In a candid revelation amid escalating global energy tensions, India's Foreign Secretary Vikram Misri has pinpointed "national interest" as the singular guiding factor dictating the country's oil procurement strategy. Speaking at a high-profile briefing following India's latest diplomatic engagements, Misri underscored that decisions on crude imports prioritize energy security, affordability, and economic stability over external pressures or geopolitical alignments. This stance comes as New Delhi continues to source heavily discounted Russian oil, defying Western calls to isolate Moscow since the Ukraine conflict erupted.

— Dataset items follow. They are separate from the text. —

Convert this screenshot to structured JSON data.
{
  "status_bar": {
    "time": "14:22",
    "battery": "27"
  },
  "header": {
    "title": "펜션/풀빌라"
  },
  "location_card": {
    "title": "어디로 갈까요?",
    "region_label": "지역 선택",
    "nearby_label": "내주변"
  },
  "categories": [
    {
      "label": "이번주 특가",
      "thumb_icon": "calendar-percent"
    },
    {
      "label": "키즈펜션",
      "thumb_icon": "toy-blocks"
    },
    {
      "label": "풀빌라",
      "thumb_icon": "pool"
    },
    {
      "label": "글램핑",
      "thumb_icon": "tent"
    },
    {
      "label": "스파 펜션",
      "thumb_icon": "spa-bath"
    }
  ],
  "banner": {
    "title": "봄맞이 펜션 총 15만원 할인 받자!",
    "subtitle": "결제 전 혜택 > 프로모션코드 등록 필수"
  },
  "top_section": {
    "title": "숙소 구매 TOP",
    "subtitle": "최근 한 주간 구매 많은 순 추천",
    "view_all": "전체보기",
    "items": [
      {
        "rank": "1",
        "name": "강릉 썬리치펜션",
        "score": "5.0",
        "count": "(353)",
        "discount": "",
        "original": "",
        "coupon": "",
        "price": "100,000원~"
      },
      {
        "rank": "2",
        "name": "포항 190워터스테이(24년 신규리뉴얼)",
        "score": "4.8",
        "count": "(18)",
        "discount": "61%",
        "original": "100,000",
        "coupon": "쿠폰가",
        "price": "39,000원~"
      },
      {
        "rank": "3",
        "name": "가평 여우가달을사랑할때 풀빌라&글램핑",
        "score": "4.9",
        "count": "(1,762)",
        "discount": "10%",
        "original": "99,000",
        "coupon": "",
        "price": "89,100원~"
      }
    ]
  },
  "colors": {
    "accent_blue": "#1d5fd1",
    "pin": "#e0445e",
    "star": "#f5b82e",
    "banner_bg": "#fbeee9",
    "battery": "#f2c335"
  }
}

Misri's comments were delivered after India's participation in key international forums, where questions swirled around its unapologetic diversification of oil suppliers. India, the world's third-largest oil importer, has ramped up purchases from Russia to record levels—over 1.5 million barrels per day in recent months—capitalizing on steep discounts that have saved billions while stabilizing domestic fuel prices. Refineries like Reliance Industries and Indian Oil Corporation have been at the forefront, processing this crude into fuels for India's 1.4 billion consumers, even as Europe shuns similar supplies under sanctions.
The Foreign Secretary elaborated that India's approach is pragmatic, not ideological. "Our guiding factor is the national interest—ensuring reliable and cost-effective energy for our growth story," Misri stated, dismissing criticisms from the U.S. and allies who view India's Russia ties as undermining global sanctions. This policy has strained relations with traditional suppliers like Saudi Arabia and the UAE, prompting New Delhi to balance imports through long-term contracts and spot market agility. Meanwhile, India's strategic petroleum reserves stand bolstered, providing a 10-day buffer against disruptions in the Strait of Hormuz or Red Sea.
Contextually, this revelation arrives against a backdrop of volatile oil markets, with Brent crude hovering around $80 per barrel amid Middle East flare-ups and OPEC+ production cuts. India's oil import bill, exceeding $100 billion annually, underscores the stakes: any misalignment could fuel inflation and derail its ambition to become a $5 trillion economy by 2027. By leveraging Russian oil—now 35-40% of total imports—India has not only cushioned its economy but also emerged as a voice for the Global South, advocating multipolarity in energy trade.
Analysts see Misri's forthrightness as a masterstroke in India's assertive foreign policy under Prime Minister Narendra Modi. It signals to Washington and Brussels that New Delhi won't be lectured on sovereignty, especially as U.S. LNG exports to India rise in tandem with Russian crude. Yet challenges loom: potential secondary sanctions from the West or supply volatilities from Russia could test this balancing act. For now, India's oil playbook—rooted unyieldingly in national interest—positions it as a resilient player in the great game of global energy geopolitics.